Will London's tube map look like this in 2016? (PDF file). Putting Transport on the Map is Ken Livingstone's vision of the London tube/rail map if every planned project goes ahead. 11 new tube/rail/tram projects in West, South, central and mostly East London: extensions to the Metropolitan, Piccadilly, Thameslink, East London and DLR lines and the Croydon Tramlink. The new Cross Rail line and Cross River Transit (tram), East London Transit (bus), Greenwich Waterfront Transit (bus), and West London Transit (tram) schemes.
And as a map, it's a bit of a mess. They've run out of colours, stations like Farringdon and Liverpool Street have spawned enough nodes that they now look like networks themselves, and they've squished the bottle into a car so that the Cross Rail line can run horizontally through town. But let's not fret about the design because it's clearly not a proposal for a real map for the travelling public.

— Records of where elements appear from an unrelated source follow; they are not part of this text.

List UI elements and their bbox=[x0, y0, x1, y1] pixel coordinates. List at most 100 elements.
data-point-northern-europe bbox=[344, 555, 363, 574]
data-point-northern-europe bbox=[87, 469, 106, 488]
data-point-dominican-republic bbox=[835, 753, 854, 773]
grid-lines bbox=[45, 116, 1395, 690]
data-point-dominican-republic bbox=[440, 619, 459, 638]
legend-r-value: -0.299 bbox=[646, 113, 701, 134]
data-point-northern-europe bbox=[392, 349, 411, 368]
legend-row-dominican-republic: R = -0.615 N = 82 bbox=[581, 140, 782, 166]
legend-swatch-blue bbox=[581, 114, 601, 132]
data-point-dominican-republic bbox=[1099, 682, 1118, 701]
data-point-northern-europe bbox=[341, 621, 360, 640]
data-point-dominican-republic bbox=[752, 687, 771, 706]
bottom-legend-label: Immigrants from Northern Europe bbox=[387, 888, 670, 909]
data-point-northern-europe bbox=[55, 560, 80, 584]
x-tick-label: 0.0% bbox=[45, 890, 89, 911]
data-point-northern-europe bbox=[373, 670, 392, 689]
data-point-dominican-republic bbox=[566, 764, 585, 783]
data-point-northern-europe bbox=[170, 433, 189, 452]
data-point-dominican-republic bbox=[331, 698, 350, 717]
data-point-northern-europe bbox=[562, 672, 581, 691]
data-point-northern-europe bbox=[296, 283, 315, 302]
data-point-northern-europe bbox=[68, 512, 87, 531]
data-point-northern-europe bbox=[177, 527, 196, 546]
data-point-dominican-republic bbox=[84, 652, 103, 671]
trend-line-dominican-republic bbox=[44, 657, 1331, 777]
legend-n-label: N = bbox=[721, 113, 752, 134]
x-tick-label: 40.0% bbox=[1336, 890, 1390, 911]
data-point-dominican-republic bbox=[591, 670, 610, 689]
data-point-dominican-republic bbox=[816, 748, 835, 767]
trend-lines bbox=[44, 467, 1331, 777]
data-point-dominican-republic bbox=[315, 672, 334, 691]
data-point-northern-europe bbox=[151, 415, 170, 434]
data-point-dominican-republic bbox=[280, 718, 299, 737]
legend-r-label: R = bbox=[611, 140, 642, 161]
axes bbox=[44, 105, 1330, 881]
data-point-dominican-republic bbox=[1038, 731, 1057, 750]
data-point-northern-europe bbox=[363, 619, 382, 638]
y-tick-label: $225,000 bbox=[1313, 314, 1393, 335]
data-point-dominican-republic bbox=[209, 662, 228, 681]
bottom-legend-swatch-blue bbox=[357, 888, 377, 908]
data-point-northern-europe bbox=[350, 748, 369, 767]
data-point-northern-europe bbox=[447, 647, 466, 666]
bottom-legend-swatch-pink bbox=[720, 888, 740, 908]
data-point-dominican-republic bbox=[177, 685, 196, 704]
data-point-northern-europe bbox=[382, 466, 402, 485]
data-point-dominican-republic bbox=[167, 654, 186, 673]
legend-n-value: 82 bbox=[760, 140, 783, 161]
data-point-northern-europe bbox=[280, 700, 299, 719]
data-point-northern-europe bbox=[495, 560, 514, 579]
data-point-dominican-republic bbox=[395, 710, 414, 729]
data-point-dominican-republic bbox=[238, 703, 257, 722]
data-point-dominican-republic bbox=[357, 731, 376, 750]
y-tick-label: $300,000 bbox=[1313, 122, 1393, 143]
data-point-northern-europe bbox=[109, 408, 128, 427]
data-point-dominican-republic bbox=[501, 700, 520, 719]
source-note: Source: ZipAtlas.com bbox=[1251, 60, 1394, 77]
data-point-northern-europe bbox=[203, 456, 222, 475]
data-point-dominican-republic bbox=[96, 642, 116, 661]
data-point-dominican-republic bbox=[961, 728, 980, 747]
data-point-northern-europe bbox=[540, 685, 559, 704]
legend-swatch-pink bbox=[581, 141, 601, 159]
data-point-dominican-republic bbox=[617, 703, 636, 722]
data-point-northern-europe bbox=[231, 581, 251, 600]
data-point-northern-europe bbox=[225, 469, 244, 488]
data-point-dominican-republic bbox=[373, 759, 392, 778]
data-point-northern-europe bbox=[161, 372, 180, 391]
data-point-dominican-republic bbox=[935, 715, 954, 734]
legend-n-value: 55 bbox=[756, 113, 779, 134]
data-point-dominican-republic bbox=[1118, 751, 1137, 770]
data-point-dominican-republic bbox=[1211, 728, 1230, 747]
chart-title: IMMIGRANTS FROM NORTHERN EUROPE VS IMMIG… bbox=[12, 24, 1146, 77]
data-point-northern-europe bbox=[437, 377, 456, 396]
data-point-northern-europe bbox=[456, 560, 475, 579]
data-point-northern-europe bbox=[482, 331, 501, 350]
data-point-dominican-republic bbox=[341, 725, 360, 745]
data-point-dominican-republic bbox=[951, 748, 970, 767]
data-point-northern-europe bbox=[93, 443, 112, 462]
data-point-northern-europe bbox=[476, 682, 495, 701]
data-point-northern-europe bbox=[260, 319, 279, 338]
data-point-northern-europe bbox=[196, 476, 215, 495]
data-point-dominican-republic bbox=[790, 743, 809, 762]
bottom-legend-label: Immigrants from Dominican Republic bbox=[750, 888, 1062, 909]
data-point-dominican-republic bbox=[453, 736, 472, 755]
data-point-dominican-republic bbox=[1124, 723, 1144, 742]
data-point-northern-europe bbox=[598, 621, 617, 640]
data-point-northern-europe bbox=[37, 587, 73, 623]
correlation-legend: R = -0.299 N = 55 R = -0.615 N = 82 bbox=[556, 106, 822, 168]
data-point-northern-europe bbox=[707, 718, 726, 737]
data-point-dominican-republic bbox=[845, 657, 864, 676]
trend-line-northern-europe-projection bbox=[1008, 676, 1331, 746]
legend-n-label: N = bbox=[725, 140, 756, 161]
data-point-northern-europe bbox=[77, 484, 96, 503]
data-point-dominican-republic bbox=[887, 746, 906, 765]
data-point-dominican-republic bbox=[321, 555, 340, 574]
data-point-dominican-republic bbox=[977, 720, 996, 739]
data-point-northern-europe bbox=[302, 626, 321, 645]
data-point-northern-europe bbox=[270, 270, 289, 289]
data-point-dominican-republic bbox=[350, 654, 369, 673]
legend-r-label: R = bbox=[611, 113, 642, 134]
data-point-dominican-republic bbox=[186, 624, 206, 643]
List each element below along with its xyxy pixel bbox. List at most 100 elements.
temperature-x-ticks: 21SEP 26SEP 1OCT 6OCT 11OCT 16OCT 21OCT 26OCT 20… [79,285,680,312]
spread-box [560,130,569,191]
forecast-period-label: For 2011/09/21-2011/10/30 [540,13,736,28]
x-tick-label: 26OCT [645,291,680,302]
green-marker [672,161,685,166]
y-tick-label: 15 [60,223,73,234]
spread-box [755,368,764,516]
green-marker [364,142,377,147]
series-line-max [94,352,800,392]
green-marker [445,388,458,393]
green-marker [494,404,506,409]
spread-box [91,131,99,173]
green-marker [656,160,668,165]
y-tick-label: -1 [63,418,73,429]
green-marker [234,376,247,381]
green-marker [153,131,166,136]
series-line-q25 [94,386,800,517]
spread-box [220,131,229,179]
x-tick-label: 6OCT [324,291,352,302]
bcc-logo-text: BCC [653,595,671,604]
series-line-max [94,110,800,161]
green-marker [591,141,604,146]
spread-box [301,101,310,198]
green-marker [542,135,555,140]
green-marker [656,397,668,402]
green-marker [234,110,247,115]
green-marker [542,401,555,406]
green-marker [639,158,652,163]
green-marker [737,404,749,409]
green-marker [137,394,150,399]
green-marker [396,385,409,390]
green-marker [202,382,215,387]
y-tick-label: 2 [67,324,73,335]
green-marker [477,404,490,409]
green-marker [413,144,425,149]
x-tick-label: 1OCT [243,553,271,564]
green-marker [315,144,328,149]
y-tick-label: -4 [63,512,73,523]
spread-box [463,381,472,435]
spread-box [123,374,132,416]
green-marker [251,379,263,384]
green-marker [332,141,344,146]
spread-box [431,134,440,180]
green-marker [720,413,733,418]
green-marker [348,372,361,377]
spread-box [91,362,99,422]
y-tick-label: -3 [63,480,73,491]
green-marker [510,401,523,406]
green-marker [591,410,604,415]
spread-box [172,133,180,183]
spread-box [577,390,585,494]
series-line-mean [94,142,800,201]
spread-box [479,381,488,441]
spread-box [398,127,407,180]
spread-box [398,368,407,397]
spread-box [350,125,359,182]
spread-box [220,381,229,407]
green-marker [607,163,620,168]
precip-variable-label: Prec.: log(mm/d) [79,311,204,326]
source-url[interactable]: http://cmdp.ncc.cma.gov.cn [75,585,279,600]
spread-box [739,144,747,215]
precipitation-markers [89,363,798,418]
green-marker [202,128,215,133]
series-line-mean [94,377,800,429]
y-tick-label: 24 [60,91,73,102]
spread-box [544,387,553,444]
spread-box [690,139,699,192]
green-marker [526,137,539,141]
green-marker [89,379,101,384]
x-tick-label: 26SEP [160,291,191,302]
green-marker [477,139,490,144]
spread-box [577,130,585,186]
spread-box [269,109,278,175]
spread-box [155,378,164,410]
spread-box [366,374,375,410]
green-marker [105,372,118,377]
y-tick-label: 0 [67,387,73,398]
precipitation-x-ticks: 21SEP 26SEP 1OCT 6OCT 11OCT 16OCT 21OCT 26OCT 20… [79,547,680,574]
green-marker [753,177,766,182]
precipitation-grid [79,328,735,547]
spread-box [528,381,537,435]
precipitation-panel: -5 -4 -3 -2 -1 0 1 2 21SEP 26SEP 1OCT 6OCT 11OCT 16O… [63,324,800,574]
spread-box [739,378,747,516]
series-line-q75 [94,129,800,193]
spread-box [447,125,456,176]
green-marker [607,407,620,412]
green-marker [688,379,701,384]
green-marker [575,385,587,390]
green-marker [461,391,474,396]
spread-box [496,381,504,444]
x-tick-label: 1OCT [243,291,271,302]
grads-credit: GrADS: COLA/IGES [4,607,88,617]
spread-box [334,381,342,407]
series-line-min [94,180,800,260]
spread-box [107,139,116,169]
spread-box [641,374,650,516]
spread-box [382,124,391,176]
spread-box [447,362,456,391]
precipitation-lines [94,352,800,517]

More importantly, it probably won't look like that in 2016 anyway - several (or most) of these changes are unlikely to happen. It's just TfL's sales deck, just their shopping list: Mayor bids to reshape London's transport network along new lines: "Mr Livingstone yesterday published a revised London transport map which included every project on the drawing board, in a last-ditch attempt to extract funds from the Treasury in Monday's comprehensive spending review."
It's interesting to compare this to the adapted Journey Planner map of 1994 (from the excellent Ken Garland book), which incorporated all known projected extensions and new lines at that time: proposed Chelsea-Hackney and Cross Rail lines, and extensions to the Metropolitan, East London, DLR and Jubilee lines. The Jubilee Line and DLR extensions are complete (and a further DLR extension, not on the 1994 map, is under way to London City Airport). The rest haven't happened, or have been replanned.
Related:
- Diamond Geezer and Going Underground on the 2016 map
- TfL's Putting Transport on the Map press release
- TfL's current transport initiatives and current transit schemes (not completely clear how these are different. "Transit" may mean "not train or tube".)
- The incredibly useful Always Touch Out tracks the status of transport projects in London
- New Statesman's transport supplement A to B: Will London's transport get us there? (PDF file)
I'm disgusted that the tube network is closed on Boxing Day - and Ken wants us to use public transport more!